Collaborative members are partnering to change the way seniors social isolation is tackled, and by working differently, they will ultimately deploy strategies that will reduce social isolation among senior caregivers across Toronto. Some of their emergent ideas include new ways of identifying, engaging and supporting senior caregivers, in particular ethno-cultural and marginalized caregivers.

This learning discussion is meant to reflect outcomes beyond project level outputs, and to uncover and explore the challenges of implementation, partnership, and collaboration as the group evolves its model and approach.  Collaboratives use this as a chance to share their developmental/emergent learnings and consider strategies for moving these strategic opportunities forward. The discussion is also an opportunity for a range of stakeholders to explore how Collective Impact works on the ground.

In preparation for this learning discussion, ENRICHES has held a number of reflection and strategic planning sessions over the last quarter. The collaborative was able to identify challenges, success and opportunities moving forward while positioning their learnings as actionable pieces within the current lifecycle of the project.

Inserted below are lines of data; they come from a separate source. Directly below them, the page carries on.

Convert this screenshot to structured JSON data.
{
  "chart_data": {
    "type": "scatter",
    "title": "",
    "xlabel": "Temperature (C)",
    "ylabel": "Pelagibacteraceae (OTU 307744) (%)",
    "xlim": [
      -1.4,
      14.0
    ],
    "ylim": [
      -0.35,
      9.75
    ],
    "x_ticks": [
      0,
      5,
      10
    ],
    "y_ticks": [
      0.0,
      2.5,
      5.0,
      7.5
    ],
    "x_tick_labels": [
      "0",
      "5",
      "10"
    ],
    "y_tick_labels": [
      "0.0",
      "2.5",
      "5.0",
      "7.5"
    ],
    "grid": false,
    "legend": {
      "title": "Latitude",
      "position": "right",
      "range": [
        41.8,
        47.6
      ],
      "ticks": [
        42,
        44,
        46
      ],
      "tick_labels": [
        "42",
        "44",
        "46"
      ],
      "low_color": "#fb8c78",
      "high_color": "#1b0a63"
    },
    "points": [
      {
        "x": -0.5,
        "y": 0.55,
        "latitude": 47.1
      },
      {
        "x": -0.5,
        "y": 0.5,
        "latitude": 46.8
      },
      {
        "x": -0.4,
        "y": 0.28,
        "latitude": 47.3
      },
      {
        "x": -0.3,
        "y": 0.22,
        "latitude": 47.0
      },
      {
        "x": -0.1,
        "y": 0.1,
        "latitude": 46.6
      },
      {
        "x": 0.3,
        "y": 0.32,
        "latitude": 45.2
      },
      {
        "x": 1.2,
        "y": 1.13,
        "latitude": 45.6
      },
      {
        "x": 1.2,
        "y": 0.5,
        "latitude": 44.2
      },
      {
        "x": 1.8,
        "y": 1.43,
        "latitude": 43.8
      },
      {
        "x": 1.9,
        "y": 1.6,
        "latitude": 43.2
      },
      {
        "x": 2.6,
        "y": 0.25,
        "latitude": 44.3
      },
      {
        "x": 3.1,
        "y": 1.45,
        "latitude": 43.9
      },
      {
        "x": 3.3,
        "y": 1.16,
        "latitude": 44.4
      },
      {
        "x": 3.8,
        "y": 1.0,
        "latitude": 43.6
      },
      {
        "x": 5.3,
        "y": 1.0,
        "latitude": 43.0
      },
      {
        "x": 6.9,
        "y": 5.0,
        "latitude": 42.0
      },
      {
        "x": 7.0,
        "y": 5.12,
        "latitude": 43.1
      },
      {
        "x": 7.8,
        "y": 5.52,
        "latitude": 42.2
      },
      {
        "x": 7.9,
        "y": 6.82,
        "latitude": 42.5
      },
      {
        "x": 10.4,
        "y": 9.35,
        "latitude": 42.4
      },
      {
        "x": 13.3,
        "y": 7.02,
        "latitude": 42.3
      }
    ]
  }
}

In less than a year, ENRICHES has managed to establish itself as a cohesive collaborative that is organized by a shared outcome/goal. The group has established strong governance systems, shared and individual monitoring and evaluation frameworks, clear lines of communication, and integrated programming. Some of the key sessions that have supported ENRICHES getting to this point during the quarter were (captured in Figure 1):

  • A reflection session held with developmental evaluators and the Program Managers Committee
  • A backbone and developmental evaluator shared learning/ideation session
  • Collaborative meeting to confirm principles established in the learning session, and to prioritize broader emergent strategies
  • Strategic clarity session with an Innoweave coach to further distill the learnings and opportunities and begin positioning strategic actions

Figure 1: Evolution of Emergent Outcomes and Direct Engagement with Coaches

figure1-seniorssinov16

As a collective, ENRICHES has engaged over 1,600 isolated caregivers, trained over 900 professionals and volunteers, and begun to build 80 multi-sectoral partnerships in hopes of creating systems level impact. The collaborative is supported by a team of Developmental Evaluators that have advanced ENRICHES members to develop principles of implementation and identify emergent pathways that the collective will explore over the project life.

ENRICHES has experienced key learnings that are important for those currently implementing or thinking of implementing a Collective Impact approach. Some of their most salient insights include:

  • It takes time to build systems, relationships, and programs that support the maturity of your collaboration and collective impact
  • An intentional drive to systems change must be complemented by structures and systems that support the very nature of systems change
  • Project implementation may very well outpace collaboration and having open communication (and the systems that support this) can bridge the two
  • Collective impact outcomes emerge over long-periods of time, but learning and adapting is ongoing
  • Reaching isolated individuals is tough work and you have a far greater chance of engaging this population if you get out to where they are

ENRICHES will continue to expand its reach by leveraging new partnerships, especially at a systems level. Over the next year, the collaborative will continue to look for opportunities to integrate its work amongst key stakeholders. Social research and development will become ever more important as the group begins to co-develop actions within their collaborative, and as a guiding principle, alongside isolated senior caregivers in the communities where they reside.